Amherst police are investigating the owner of the Taste of India restaurant, senior town officials confirmed to The Buffalo News.
Police confiscated financial records, electronic devices and hundreds of thousands of dollars in cash after searching the Sheridan Drive restaurant and the home of owner Deep Singh in late October, court papers show.
The raid followed an investigation into a missing-person case, but the probe involving multiple agencies continues, even after the teenager was found safe.
“The police department has an active investigation going on into this gentleman. They executed a search warrant and seized a large amount of property,” said Town Attorney Stanley Sliwa. “I’m not at liberty to discuss what the investigation is about, but it has to do with some potential criminal involvement of this guy.”

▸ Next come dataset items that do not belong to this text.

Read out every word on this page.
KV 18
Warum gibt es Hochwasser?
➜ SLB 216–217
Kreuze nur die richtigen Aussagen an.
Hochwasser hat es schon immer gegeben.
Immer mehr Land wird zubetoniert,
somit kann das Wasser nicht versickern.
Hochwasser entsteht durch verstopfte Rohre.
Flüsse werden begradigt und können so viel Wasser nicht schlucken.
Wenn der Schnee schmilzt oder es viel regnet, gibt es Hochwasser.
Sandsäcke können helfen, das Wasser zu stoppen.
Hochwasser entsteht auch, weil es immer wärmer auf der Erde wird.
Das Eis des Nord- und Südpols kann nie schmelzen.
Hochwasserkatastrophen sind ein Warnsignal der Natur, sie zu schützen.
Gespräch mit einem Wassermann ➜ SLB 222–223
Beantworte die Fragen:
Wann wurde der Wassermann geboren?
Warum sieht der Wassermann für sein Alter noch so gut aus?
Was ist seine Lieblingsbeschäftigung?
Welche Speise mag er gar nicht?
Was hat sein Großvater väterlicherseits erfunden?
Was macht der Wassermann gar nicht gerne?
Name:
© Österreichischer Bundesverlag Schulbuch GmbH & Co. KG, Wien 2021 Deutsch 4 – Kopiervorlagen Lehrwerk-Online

Much of the case remains shrouded in mystery, but Singh revealed some details in a claim he filed against the town.
Singh, who declined to speak to a reporter, is demanding the town return items taken in the raid, including restaurant records and personal documents.
Many of the items, Singh contends in his complaint, were “unlawfully seized.”
Singh owns Singh Restaurant Inc., which operates Taste of India. The restaurant was located for years in the Northtown Plaza before moving across the road and east to 3192 Sheridan Drive, at Bailey Avenue.
Singh said in his State Supreme Court filing that police executed a search warrant at his Carmen Road home and at the restaurant on Oct. 23 and Oct. 24. Amherst police sought any evidence of communications between Singh and a teenager reported missing in the town earlier in October, as well as any forensic evidence or personal effects the teen may have left at either location.
A tweet from the department on Oct. 18 asked for the public’s help in finding the 14-year-old, a native of India who went missing while part of a tour group visiting the area.
A statement from Singh’s attorney, Justin White, said Singh helped police find the missing teenager but that officers continued with the "intrusion" anyway.
Amherst police later tweeted that the teen was found safe.
Singh complains through his attorney that police confiscated business records, his passport, cash, smartphones, laptops and tablets, computer disks and other items, according to a two-page inventory from police. Singh said the inventory is incomplete and the police didn’t need to take, or hold onto, many of the items in question.
A second person who was at Singh’s home at the time of the raid also has asked Amherst police to return cash and other confiscated items.
Sliwa said the town will respond to Singh’s complaint and seek an agreement to return items that aren’t needed by police as part of their investigation. Sliwa said police found about $400,000 in cash at Singh’s home and that the items taken fill a storage bin.
“That’s highly unusual,” Sliwa said. “That’ll raise hackles – any police officer who sees that amount of cash is going to start wondering where the cash is coming from.”
Speaking generally and not specifically about Singh, Sliwa said, “It could range from a gambling ring, to a drug ring to a prostitution ring.”
Assistant Police Chief Charles Cohen confirmed that the investigation is continuing even though the teen whose disappearance prompted the probe was found safe.
He said he couldn’t answer a number of questions, including what connection the teen has to Singh.
Cohen also said other agencies are assisting Amherst police but that he couldn’t identify them because that would indicate the nature of the investigation.
A spokeswoman for the Department of Justice in Buffalo did not say whether federal authorities are involved in the case. Nor could a State Police spokesman say whether his agency is taking part in the case.
Taste of India remains open during the criminal investigation into Singh.
Greeted by a reporter last week at his restaurant, Singh said he needed his attorney’s permission before answering any questions.
Neither Singh nor White called back.